16 Ik zal de machtige daden des Heren verhalen, Jahweh, uw gerechtigheid roemen, de uwe alleen!
I will come to praise the mighty deeds of the Lord Eternal: I will make mention of thy righteousness, yea, thine only.
17 Gij hebt mij van jongsaf geleid, o mijn God, En tot nu toe heb ik uw wonderen verkondigd;
O God, thou hast taught me from my youth: and hitherto I ever tell of thy wondrous deeds.
18 Wil mij ook thans, nu ik oud ben en grijs, Toch nimmer verlaten, o God; Dan zal ik dit geslacht uw arm doen kennen, Heel het komend geslacht uw kracht.
Therefore also even in old age, and when I am grayheaded, O God, forsake me not: until I have told of thy strength unto [this] generation, to every one that may come of thy might.
19 Uw rechtvaardigheid reikt tot de hemel, o God; Want Gij hebt grote dingen gedaan: wie is U gelijk, o mijn God!
And thy righteousness, O God, reacheth even to the height, thou, who hast done great things: O God, who is like thee!
20 Wel liet Gij mij veel smarten en rampen verduren, Maar Gij zult mij nu doen herleven,
Thou, who hast shown me great distresses and misfortunes, wilt again revive me; and from the depths of the earth wilt thou bring me up again.
21 Mij optrekken uit de diepten der aarde, Nog meer mij verhogen, en troosten.
Thou wilt increase my greatness, and wilt turn round and comfort me.
22 Dan zal ik op harpen U danken voor uw trouw, o mijn God; U, Israëls Heilige, op de citer bezingen.
Also I, I will thank thee with the psaltery, [for] thy truth, O my God: I will sing unto thee with the harp, O thou Holy One of Israel.
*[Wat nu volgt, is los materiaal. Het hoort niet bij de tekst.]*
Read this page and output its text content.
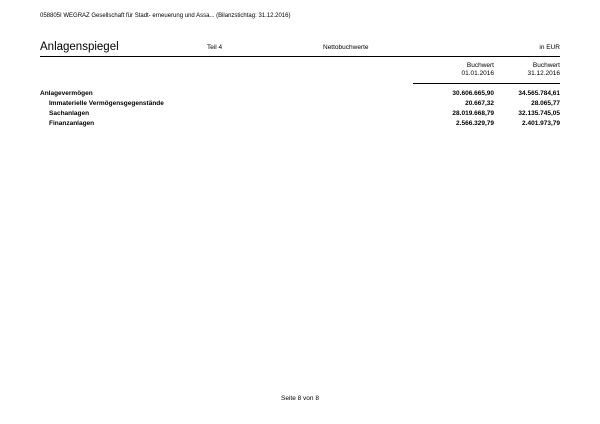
058805I WEGRAZ Gesellschaft für Stadt- erneuerung und Assa... (Bilanzstichtag: 31.12.2016)
Anlagenspiegel	Teil 4	Nettobuchwerte	in EUR
Buchwert
01.01.2016
Buchwert
31.12.2016
Anlagevermögen	30.606.665,90	34.565.784,61
Immaterielle Vermögensgegenstände	20.667,32	28.065,77
Sachanlagen	28.019.668,79	32.135.745,05
Finanzanlagen	2.566.329,79	2.401.973,79
Seite 8 von 8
23 Mijn lippen zullen bij mijn lofzangen jubelen, Met mijn ziel, die Gij hebt verlost;
My lips shall shout joyfully when I sing unto thee; and my soul [too], which thou hast redeemed.
24 Ook mijn tong zal iedere dag uw rechtvaardigheid melden, Als schaamte en schande hen treffen, die mijn ongeluk zochten!
Also my tongue shall speak all the day of thy righteousness; for ashamed, for put to the blush are those that seek my unhappiness.